11. Thorpe P: Intra-articular triamcinolone acetonide and methyprednisolone acetate in arthritis. Curr Ther Res 1985;38:513-518.
12. Bain LS, Balch HW, Wetherly JM, Yeadon A: Intraarticular triamcinolone hexacetonide: Double-blind comparison with methylprednisolone. Br J Clin Pract 1972;26:559-561.
13. Sambrook P, Champion G, Browne C et al. (1989) Corticosteroid injection for osteoarthritis of the knee:peripatellar compared to intra-articular route. Clin Rheumatol 7:609–613.
14. Bird HA, Ring EFJ, Bacon PA (1979) A thermographic and clinical comparison of three intra-articular steroid preparations in rheumatoid arthritis. Ann Rheum Dis 38:36–39.

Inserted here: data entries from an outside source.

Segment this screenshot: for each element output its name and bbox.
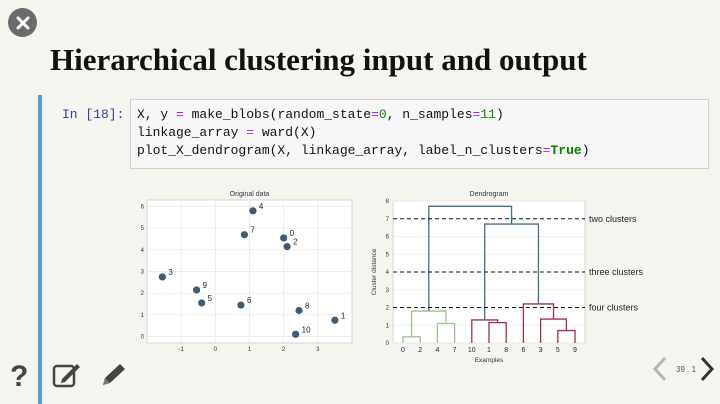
- y-tick-label: 1: [141, 313, 145, 319]
- close-button[interactable]: [8, 8, 37, 37]
- page-number: 39 . 1: [676, 365, 697, 374]
- slide-title: Hierarchical clustering input and output: [50, 42, 587, 77]
- data-point: [292, 330, 300, 338]
- y-tick-label: 2: [386, 306, 390, 312]
- point-label: 8: [305, 302, 310, 311]
- chevron-right-icon: [700, 356, 715, 382]
- scatter-chart: -1 0 1 2 3 0 1 2 3 4 5 6 Original data 0 1 2 3 4 5 6 7 8 9 10: [141, 191, 353, 353]
- leaf-label: 10: [468, 347, 476, 354]
- cell-prompt: In [18]:: [62, 107, 125, 122]
- code-editor[interactable]: X, y = make_blobs(random_state=0, n_samp…: [130, 99, 709, 169]
- dendrogram-title: Dendrogram: [470, 191, 509, 198]
- edit-note-icon: [52, 364, 80, 388]
- leaf-label: 4: [435, 347, 439, 354]
- y-tick-label: 6: [141, 205, 145, 211]
- point-label: 2: [293, 238, 298, 247]
- data-point: [295, 306, 303, 315]
- data-point: [198, 299, 206, 307]
- point-label: 10: [302, 325, 311, 334]
- y-tick-label: 7: [386, 217, 390, 223]
- y-tick-label: 8: [386, 199, 390, 205]
- point-label: 3: [168, 268, 173, 277]
- data-point: [158, 273, 166, 281]
- data-point: [331, 316, 339, 324]
- pen-icon: [103, 364, 125, 385]
- x-tick-label: -1: [178, 347, 184, 353]
- draw-button[interactable]: [100, 362, 128, 393]
- question-icon: ?: [10, 360, 28, 393]
- leaf-label: 2: [418, 347, 422, 354]
- point-label: 1: [341, 311, 346, 320]
- dendrogram-chart: 0 1 2 3 4 5 6 7 8 0 2 4 7 10 1 8 6 3 5 9 Dendrogram Examples C…: [371, 191, 644, 364]
- close-icon: [16, 16, 29, 29]
- point-label: 9: [203, 281, 208, 290]
- cutoff-label: four clusters: [589, 303, 639, 313]
- leaf-label: 0: [401, 347, 405, 354]
- code-text: X, y = make_blobs(random_state=0, n_samp…: [137, 107, 590, 158]
- x-tick-label: 2: [282, 347, 286, 353]
- y-tick-label: 4: [141, 248, 145, 254]
- point-label: 6: [247, 296, 252, 305]
- data-point: [280, 234, 288, 242]
- point-label: 7: [250, 226, 255, 235]
- code-cell[interactable]: In [18]: X, y = make_blobs(random_state=…: [38, 95, 720, 180]
- x-tick-label: 0: [214, 347, 218, 353]
- dendrogram-link: [557, 329, 576, 343]
- y-tick-label: 6: [386, 235, 390, 241]
- x-axis-label: Examples: [475, 357, 504, 364]
- svg-text:?: ?: [10, 360, 28, 390]
- y-tick-label: 5: [386, 252, 390, 258]
- cell-selection-bar: [38, 95, 42, 404]
- y-tick-label: 5: [141, 226, 145, 232]
- y-tick-label: 0: [386, 341, 390, 347]
- point-label: 4: [259, 202, 264, 211]
- point-label: 0: [290, 229, 295, 238]
- edit-notes-button[interactable]: [52, 362, 82, 393]
- point-label: 5: [208, 294, 213, 303]
- leaf-label: 1: [487, 347, 491, 354]
- data-point: [240, 231, 248, 239]
- data-point: [237, 301, 245, 309]
- dendrogram-link: [522, 303, 555, 343]
- y-tick-label: 3: [386, 288, 390, 294]
- y-tick-label: 3: [141, 270, 145, 276]
- leaf-label: 6: [521, 347, 525, 354]
- data-point: [283, 242, 291, 251]
- leaf-label: 8: [504, 347, 508, 354]
- leaf-label: 3: [539, 347, 543, 354]
- leaf-label: 9: [573, 347, 577, 354]
- x-tick-label: 1: [248, 347, 252, 353]
- dendrogram-link: [428, 205, 513, 312]
- y-tick-label: 2: [141, 291, 145, 297]
- leaf-label: 7: [453, 347, 457, 354]
- leaf-label: 5: [556, 347, 560, 354]
- chevron-left-icon: [652, 356, 667, 382]
- data-point: [249, 207, 257, 215]
- cutoff-label: two clusters: [589, 214, 637, 224]
- scatter-title: Original data: [230, 191, 270, 198]
- y-tick-label: 1: [386, 323, 390, 329]
- prev-slide-button[interactable]: [652, 356, 668, 387]
- y-axis-label: Cluster distance: [371, 248, 378, 295]
- y-tick-label: 0: [141, 335, 145, 341]
- dendrogram-link: [402, 336, 421, 343]
- x-tick-label: 3: [316, 347, 320, 353]
- cutoff-label: three clusters: [589, 267, 644, 277]
- help-button[interactable]: ?: [8, 360, 34, 395]
- data-point: [192, 286, 201, 294]
- dendrogram-link: [539, 318, 568, 343]
- y-tick-label: 4: [386, 270, 390, 276]
- next-slide-button[interactable]: [699, 356, 715, 387]
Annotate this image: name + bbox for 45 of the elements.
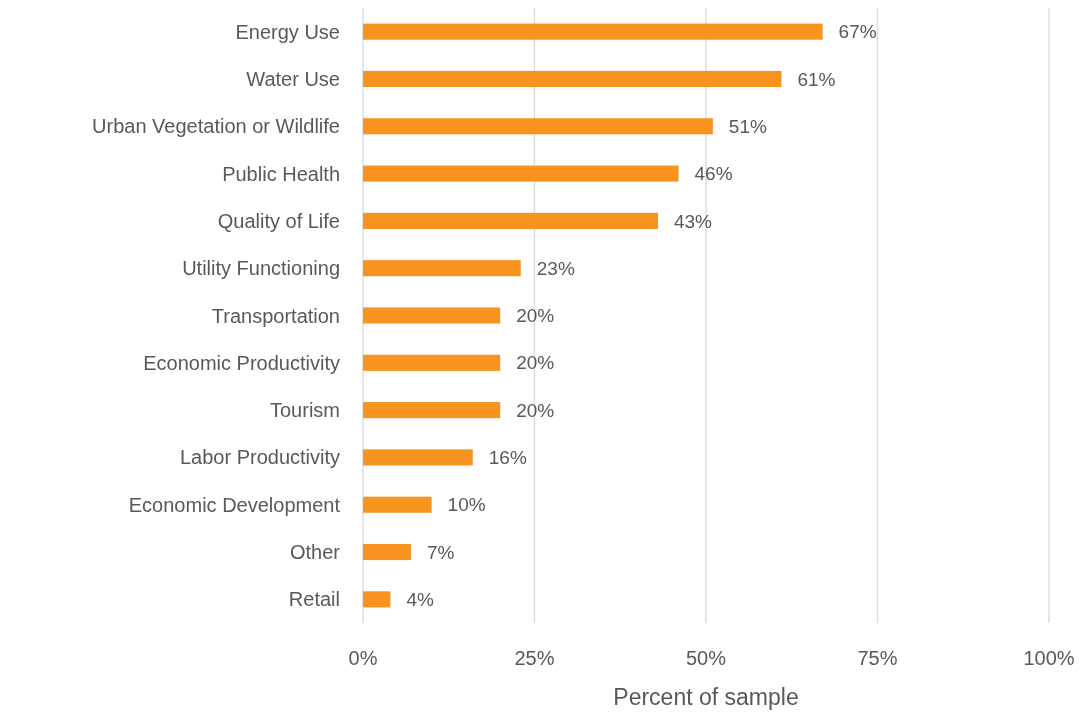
data-label: 43% [673, 210, 713, 232]
bar [363, 70, 782, 87]
bar [363, 118, 713, 135]
y-tick-label: Retail [288, 588, 340, 611]
bar [363, 402, 501, 419]
x-tick-label: 75% [857, 647, 898, 669]
y-tick-label: Quality of Life [217, 209, 340, 232]
y-tick-label: Utility Functioning [182, 257, 340, 280]
bar [363, 212, 658, 229]
y-tick-label: Public Health [222, 162, 340, 185]
data-label: 7% [427, 541, 455, 563]
x-axis-title: Percent of sample [613, 684, 799, 711]
y-tick-label: Labor Productivity [179, 446, 340, 469]
data-label: 4% [406, 589, 435, 610]
data-label: 10% [447, 494, 486, 516]
x-tick-label: 50% [685, 647, 727, 669]
bar [363, 23, 823, 40]
y-tick-label: Water Use [246, 67, 340, 90]
data-label: 20% [516, 305, 555, 327]
bar [363, 449, 473, 466]
x-tick-label: 25% [514, 647, 555, 669]
x-tick-label: 0% [348, 647, 378, 669]
data-label: 23% [536, 257, 575, 279]
data-label: 16% [488, 447, 527, 469]
y-tick-label: Transportation [211, 304, 340, 327]
y-tick-label: Energy Use [235, 20, 340, 43]
bar [363, 165, 679, 182]
y-tick-label: Economic Productivity [143, 351, 340, 374]
bar [363, 354, 501, 371]
bar [363, 260, 521, 277]
data-label: 46% [694, 163, 733, 185]
data-label: 51% [728, 115, 767, 137]
bar [363, 544, 412, 561]
y-tick-label: Tourism [269, 399, 340, 422]
y-tick-label: Economic Development [128, 493, 341, 516]
y-tick-label: Other [289, 541, 341, 564]
data-label: 61% [797, 68, 836, 90]
bar [363, 591, 391, 608]
data-label: 67% [838, 21, 877, 43]
data-label: 20% [516, 399, 555, 421]
bar [363, 496, 432, 513]
bar [363, 307, 501, 324]
y-tick-label: Urban Vegetation or Wildlife [92, 115, 340, 138]
x-tick-label: 100% [1023, 647, 1075, 669]
data-label: 20% [516, 352, 555, 374]
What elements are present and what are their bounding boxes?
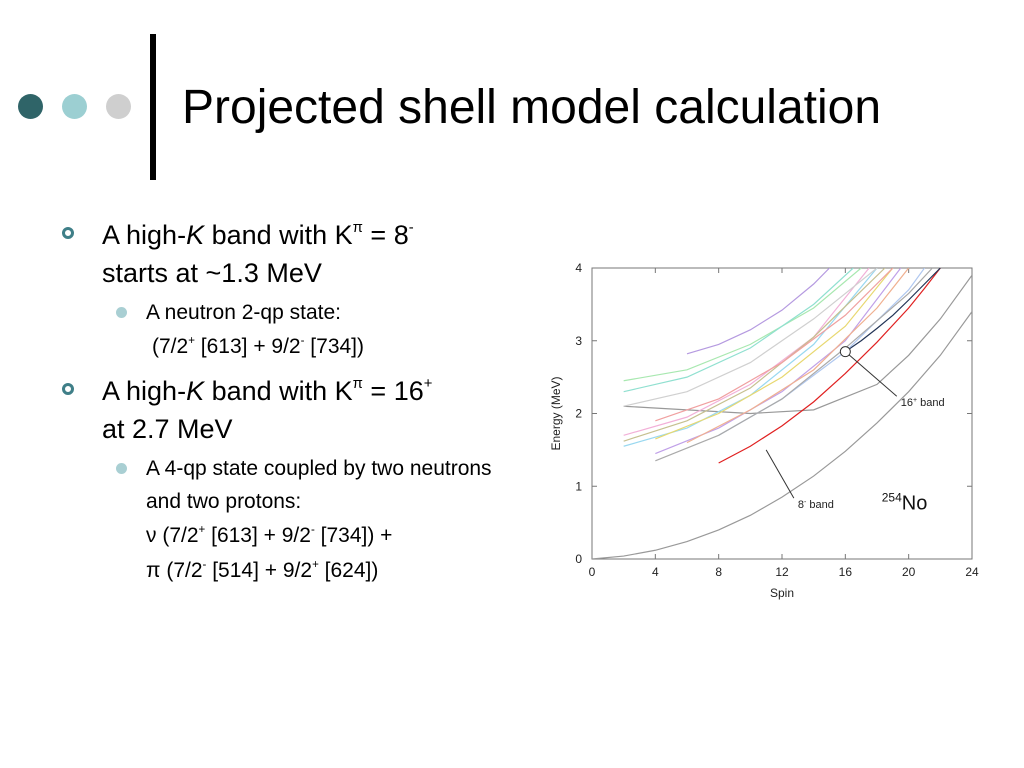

15. Hepper CT, Halvorson JJ, Duncan STet al. The efficacy and duration of intra‐articular corticosteroid injection for knee osteoarthritis: a systematic review of level 1 studies. J Am Acad Orthop Surg 2009; 17: 638–46.
16. Wright V, Chandler GN, Morison RAH, Hartfall SJ. Intra‐articular therapy in osteo‐arthritis. Comparison of hydrocortisone acetate and hydrocortisone tertiary‐butylacetate. Annals of the Rheumatic Diseases 1960;19:257‐61.